Dein Unternehmen - ein Bienenstock
In den Unternehmen gibt es eine ähnliche Aufteilung. Der, der den ganzen Tag voll im Einsatz ist (mit dem vollen Schreibtisch) hat keine Kapazität, sich um den Überblick und um die Strategie zu kümmern. Seine Zeit ist auch begrenzt, denn es gibt viel zu tun und der Tag hat nur 24 Stunden. Und das sieht auch der Vorgesetzte so.
Wenn nun der Vorgesetzte nach dem nächsten Teamleiter sucht, wen wird er also in Betracht ziehen? Den, der den Blick den ganzen Tag in den Projekten auf seinem Schreibtisch hat und offensichtlich dort an seiner Position eine tolle Arbeitsbiene ist? Soll er dem jetzt noch eine zusätzliche Verantwortung auflasten? Der kommt ja jetzt schon kaum mit seiner Zeit aus!

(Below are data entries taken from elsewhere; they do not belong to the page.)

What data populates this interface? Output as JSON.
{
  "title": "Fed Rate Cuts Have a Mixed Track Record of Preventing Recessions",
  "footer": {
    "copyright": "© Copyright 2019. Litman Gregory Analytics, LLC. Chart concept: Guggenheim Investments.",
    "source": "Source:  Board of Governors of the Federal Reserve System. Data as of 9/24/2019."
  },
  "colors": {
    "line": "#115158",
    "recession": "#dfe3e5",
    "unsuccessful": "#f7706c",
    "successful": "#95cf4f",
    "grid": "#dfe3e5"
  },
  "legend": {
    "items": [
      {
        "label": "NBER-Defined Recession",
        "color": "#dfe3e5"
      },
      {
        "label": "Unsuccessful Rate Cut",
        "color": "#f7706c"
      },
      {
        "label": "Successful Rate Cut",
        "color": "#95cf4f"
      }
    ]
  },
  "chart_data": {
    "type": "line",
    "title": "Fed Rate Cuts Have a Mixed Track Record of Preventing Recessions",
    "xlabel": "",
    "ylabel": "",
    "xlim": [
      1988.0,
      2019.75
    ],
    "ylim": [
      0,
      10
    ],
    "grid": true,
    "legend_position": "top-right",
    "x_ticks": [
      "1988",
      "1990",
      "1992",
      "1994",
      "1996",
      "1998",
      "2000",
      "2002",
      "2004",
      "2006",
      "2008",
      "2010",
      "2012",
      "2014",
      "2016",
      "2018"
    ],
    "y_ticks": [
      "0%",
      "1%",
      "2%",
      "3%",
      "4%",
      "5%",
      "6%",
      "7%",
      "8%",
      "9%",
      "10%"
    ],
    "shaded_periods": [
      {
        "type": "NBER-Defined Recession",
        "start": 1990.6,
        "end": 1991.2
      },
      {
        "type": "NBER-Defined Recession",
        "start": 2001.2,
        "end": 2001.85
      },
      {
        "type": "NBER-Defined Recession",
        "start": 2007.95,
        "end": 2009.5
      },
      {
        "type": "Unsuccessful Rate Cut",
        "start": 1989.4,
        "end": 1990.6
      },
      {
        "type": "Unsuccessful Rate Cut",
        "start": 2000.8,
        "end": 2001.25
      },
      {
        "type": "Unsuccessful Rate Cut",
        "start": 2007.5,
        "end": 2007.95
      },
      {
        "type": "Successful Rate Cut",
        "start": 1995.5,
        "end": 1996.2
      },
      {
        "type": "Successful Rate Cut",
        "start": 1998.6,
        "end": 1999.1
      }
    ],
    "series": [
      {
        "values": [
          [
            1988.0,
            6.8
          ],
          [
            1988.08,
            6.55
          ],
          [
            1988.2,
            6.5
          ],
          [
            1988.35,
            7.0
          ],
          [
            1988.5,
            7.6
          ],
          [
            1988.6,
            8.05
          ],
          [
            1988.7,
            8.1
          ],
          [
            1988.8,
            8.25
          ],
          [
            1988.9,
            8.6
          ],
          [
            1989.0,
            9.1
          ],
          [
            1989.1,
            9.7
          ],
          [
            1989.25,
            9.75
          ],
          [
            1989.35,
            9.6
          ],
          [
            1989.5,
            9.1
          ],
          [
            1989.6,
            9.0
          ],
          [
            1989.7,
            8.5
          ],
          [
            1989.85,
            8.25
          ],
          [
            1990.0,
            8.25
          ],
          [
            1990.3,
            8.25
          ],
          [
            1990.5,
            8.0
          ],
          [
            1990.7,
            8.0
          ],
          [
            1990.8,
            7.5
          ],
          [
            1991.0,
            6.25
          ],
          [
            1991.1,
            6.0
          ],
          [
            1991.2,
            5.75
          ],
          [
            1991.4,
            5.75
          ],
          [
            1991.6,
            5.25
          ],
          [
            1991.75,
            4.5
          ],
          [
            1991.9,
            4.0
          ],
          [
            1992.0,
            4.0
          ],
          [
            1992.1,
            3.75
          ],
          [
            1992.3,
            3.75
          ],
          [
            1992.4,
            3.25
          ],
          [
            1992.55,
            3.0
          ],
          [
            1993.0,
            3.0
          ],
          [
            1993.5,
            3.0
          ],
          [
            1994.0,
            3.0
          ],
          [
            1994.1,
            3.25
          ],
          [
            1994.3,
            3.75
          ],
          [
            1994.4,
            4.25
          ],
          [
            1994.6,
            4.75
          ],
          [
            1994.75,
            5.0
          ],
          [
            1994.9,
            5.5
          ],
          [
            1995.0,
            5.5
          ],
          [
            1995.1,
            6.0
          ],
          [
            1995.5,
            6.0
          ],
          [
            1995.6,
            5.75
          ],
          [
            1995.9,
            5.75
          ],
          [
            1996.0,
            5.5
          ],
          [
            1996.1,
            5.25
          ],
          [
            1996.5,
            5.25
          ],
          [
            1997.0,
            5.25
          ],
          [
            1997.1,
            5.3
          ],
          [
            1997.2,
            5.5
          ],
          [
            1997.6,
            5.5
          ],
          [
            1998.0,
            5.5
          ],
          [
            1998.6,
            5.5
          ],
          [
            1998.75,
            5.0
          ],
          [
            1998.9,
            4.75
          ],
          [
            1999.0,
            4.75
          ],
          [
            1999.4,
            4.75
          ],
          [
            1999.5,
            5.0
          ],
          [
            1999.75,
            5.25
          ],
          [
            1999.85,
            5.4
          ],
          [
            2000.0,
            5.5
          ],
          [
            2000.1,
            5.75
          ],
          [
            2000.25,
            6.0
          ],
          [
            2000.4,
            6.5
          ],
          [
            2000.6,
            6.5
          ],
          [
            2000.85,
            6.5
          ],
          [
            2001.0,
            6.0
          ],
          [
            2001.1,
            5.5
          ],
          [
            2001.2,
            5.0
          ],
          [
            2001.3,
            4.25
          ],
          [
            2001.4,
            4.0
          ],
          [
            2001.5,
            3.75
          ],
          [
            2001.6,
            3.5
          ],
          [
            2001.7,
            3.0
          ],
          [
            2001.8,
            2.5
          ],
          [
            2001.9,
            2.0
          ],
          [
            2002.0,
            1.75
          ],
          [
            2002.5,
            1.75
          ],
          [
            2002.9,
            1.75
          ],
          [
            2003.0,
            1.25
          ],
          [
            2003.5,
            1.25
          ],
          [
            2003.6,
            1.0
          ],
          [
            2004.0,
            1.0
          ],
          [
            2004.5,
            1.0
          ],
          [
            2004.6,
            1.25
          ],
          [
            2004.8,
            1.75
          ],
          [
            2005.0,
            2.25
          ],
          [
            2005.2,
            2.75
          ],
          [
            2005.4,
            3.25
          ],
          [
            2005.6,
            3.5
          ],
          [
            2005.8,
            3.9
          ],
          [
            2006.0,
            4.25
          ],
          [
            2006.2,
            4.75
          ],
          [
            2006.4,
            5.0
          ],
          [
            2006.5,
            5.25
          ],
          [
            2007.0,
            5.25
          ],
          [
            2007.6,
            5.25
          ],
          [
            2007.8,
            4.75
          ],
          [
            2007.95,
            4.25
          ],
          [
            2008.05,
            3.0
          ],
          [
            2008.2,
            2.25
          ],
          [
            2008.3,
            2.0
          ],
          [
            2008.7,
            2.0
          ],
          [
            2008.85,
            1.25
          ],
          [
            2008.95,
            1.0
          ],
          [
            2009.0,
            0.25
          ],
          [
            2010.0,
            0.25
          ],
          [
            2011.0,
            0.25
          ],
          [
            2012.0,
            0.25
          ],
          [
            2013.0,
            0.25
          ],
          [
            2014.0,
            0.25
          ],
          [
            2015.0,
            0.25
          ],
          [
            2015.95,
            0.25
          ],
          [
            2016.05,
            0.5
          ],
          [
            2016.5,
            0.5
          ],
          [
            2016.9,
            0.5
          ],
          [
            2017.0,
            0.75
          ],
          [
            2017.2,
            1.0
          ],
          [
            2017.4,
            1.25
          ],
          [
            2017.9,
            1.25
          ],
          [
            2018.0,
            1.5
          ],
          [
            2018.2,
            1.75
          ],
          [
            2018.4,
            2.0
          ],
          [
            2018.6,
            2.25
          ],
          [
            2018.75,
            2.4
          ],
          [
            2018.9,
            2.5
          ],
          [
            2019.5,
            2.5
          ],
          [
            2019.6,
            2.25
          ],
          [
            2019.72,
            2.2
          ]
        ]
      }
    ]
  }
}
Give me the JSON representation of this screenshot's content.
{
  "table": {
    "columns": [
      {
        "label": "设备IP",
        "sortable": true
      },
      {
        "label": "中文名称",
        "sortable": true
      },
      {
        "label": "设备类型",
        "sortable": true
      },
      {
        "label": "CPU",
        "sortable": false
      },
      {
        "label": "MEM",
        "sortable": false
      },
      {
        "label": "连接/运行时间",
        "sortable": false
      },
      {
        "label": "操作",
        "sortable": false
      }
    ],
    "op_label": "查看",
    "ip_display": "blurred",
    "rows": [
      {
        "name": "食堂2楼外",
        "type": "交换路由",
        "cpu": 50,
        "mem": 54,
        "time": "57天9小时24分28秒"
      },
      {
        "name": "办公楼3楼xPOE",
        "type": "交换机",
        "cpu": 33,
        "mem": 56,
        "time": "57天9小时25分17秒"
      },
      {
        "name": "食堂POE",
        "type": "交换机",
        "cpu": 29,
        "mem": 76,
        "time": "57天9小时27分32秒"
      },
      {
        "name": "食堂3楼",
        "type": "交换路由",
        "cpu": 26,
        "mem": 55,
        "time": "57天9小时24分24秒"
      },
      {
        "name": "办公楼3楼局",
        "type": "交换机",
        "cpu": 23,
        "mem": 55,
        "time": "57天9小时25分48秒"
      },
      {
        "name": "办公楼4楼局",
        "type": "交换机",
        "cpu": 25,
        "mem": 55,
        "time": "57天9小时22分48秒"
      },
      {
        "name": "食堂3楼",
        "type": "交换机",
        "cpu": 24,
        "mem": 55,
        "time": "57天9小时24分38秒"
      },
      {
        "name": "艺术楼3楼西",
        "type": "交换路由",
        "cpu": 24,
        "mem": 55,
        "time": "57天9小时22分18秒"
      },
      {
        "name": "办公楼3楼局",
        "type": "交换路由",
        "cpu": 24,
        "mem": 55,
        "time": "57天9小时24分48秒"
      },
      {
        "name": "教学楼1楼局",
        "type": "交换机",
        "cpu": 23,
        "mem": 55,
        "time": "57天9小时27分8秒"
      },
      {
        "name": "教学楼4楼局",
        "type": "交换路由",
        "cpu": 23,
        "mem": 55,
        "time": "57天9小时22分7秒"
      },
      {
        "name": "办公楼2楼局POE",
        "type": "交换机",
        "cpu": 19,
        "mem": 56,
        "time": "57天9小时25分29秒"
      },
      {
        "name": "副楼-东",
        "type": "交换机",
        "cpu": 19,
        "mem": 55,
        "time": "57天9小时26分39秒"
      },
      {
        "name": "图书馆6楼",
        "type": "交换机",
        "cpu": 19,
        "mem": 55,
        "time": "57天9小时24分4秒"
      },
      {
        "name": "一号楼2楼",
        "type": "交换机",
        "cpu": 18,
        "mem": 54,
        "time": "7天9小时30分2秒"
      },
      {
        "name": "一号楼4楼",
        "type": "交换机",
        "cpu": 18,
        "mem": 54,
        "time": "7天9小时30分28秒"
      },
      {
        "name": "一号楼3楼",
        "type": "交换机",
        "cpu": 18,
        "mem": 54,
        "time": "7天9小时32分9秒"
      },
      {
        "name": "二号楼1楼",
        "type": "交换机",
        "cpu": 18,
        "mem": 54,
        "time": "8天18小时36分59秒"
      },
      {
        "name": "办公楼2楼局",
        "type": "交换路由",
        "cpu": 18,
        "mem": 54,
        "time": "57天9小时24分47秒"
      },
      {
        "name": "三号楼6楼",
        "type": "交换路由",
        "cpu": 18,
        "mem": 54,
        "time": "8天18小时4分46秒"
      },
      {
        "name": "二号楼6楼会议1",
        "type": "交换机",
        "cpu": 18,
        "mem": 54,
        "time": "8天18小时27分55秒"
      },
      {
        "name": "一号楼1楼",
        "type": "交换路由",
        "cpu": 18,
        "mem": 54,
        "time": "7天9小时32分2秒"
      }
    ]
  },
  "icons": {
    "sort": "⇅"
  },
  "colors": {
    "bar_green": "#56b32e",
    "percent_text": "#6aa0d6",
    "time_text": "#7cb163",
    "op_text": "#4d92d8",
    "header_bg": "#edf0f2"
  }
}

Oder den, der ab und zu aus dem Fenster schaut, der sich Zeit nimmt, mit den Kollegen der anderen Abteilungen ab und zu essen zu gehen oder ein Gespräch auf dem Gang führt. Der nach einem ausgiebigen Blick aus dem Fenster mit dem einen oder anderen Verbesserungsvorschlag kommt, der vielleicht noch nicht einmal seinen Bereich betrifft? – Der offensichtlich Zeit, Kraft und auch Lust hat, sich mit den übergreifenden Belangen zu beschäftigen?
Dieser Mitarbeiter hat offensichtlich Zeit und Raum für Kreativität, eine Eigenschaft, die eine Führungskraft unbedingt braucht. Denn als Führungskraft muss er Lösungen finden oder zumindest anregen und Prozesse gestalten.
Die richtige Positionierung
Und damit wir uns jetzt richtig verstehen, meine Message lautet nicht: „Schmeiß am Montagmorgen alle deine Projekte in die runde Ablage und schau den ganzen Tag aus dem Fenster, damit du bald Chef wirst!“ So ist das nicht gemeint. Eine gute Leistung zu bringen, ist natürlich immer nötig. Aber ich gehe davon aus, dass die, die gerne weiterkommen möchten, meistens leistungsfähige und auch leistungswillige Menschen sind.
Die Message lautet: Nimm dir ganz absichtlich Zeit und Raum für den Blick über den Tellerrand. Du musst nicht gleich das ganze Unternehmen in den Fokus nehmen, es reicht, wenn du dir deine Abteilung oder dein Team genauer anschaust. Interessiere dich dafür, welche Pläne dein Chef derzeit mit deinem Team hat. Was könntest du zur Unterstützung dieser Pläne tun?
Teile deine guten Ideen mit ihm und den Teamkollegen und biete dich an, die Umsetzung zu organisieren.
Und probiere aus, ob du nicht besser und klarer denken kannst, wenn dein Schreibtisch aufgeräumt ist. Das ist bei vielen Menschen der Fall. Du schaffst damit psychologisch sichtbaren Raum für etwas Neues.
Natürlich wirst du dafür Zeit aufwenden, in der du eventuell ein Projekt oder ein Angebot weniger machen kannst. Aber dieses letzte Angebot hätte dich deiner Beförderung in den meisten Fällen auch nicht nähergebracht.
Kreativität braucht Raum und Zeit. Also leg am besten gleich los! Schaffe dir beides in deinem Arbeitsalltag. Mach dir dazu einen Plan, blocke notfalls ein Meeting mit dir selbst im Kalender.